Visualizing Trees | Partition + Sankey

This post is courtesy of Displayr who have generously offered to sponsor a series of independently authored posts about interactive visualization with R and JavaScript. Thank you so much Displayr for this opportunity.

crossposted at and Medium

This will be the last post in our iterations in visualizing trees. In the next post, we’ll move on to how we can use the very popular React in R.

Our first post yielded a sankeytree concoction.

sankey + tree

sankey + tree

Then our second post made a more compact parttree.

Although the parttree is more compact, we can compress even further by stacking our link paths to reflect the leaf details and eliminating the leaf nodes. Then, we can blend in some interactivity to help the user process the visualization and examine the data.

Eliminating Repetition

At the leaf level of our parttree, the repetition of "Yes" and "No" could interfere with our ability to compare survival at each level.


Let’s see what happens if we instead convey the survival information in our link paths that connect the nodes. This is similar to a stacked bar or streamgraph. To accomplish this, we will use d3.stack().


We save some space, but a user might get confused. For example, the "Yes" does not flow through the nodes.
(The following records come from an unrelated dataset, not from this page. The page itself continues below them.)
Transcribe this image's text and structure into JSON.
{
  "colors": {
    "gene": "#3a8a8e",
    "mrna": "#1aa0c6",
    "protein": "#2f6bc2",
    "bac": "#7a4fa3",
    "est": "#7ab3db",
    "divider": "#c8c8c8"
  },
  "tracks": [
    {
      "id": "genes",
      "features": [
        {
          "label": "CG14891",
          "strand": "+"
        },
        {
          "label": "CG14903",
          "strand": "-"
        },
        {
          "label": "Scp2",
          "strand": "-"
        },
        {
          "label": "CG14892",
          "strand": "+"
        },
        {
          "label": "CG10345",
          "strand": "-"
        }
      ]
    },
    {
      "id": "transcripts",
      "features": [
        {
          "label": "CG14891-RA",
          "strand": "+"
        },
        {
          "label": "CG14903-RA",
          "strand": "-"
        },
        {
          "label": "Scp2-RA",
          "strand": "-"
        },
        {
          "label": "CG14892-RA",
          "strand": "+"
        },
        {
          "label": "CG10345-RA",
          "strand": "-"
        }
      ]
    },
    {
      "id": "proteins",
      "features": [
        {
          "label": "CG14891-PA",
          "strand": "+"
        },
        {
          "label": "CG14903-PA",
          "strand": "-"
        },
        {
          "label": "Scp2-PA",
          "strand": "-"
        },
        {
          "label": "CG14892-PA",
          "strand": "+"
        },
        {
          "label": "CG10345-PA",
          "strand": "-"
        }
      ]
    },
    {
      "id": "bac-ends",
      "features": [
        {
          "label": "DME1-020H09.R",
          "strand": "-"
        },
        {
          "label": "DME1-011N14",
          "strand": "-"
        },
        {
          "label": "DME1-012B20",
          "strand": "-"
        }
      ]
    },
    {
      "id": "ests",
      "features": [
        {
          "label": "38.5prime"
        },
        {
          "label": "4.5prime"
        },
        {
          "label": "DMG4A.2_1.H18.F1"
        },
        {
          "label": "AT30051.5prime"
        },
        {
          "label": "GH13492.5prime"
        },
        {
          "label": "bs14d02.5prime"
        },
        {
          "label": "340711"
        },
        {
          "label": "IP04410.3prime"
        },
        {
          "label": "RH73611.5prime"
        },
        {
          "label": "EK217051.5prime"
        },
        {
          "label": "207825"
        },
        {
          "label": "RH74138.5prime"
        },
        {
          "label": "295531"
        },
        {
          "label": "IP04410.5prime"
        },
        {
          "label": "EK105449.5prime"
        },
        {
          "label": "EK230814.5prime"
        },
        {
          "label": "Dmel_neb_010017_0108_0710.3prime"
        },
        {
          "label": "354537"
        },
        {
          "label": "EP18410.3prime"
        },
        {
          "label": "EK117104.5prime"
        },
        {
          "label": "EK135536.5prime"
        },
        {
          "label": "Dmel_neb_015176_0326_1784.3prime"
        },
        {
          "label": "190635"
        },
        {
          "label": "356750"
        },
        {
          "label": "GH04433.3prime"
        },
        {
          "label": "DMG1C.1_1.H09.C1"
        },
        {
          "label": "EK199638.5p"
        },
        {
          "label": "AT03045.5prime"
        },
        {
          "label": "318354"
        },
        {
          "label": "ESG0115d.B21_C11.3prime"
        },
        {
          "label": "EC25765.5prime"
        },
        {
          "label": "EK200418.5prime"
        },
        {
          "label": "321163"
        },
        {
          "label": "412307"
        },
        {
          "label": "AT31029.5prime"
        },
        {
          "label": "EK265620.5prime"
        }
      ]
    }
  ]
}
Some interactivity might help clear up the confusion.

partition + sankey (interactive)

partition + sankey (interactive)


Iterating through our last three posts demonstrates how creative blending can result in unique representations of tree hierarchies from R or JavaScript. We’ll stop here with our iteration, but we could easily transform this or other visualizations into htmlwidgets for even easier consumption by R users.

Much of the recent innovation in JavaScript visualization has happened in the newest frameworks, such as React and Vue. We’ll see in the next couple of posts how to use these new frameworks in R.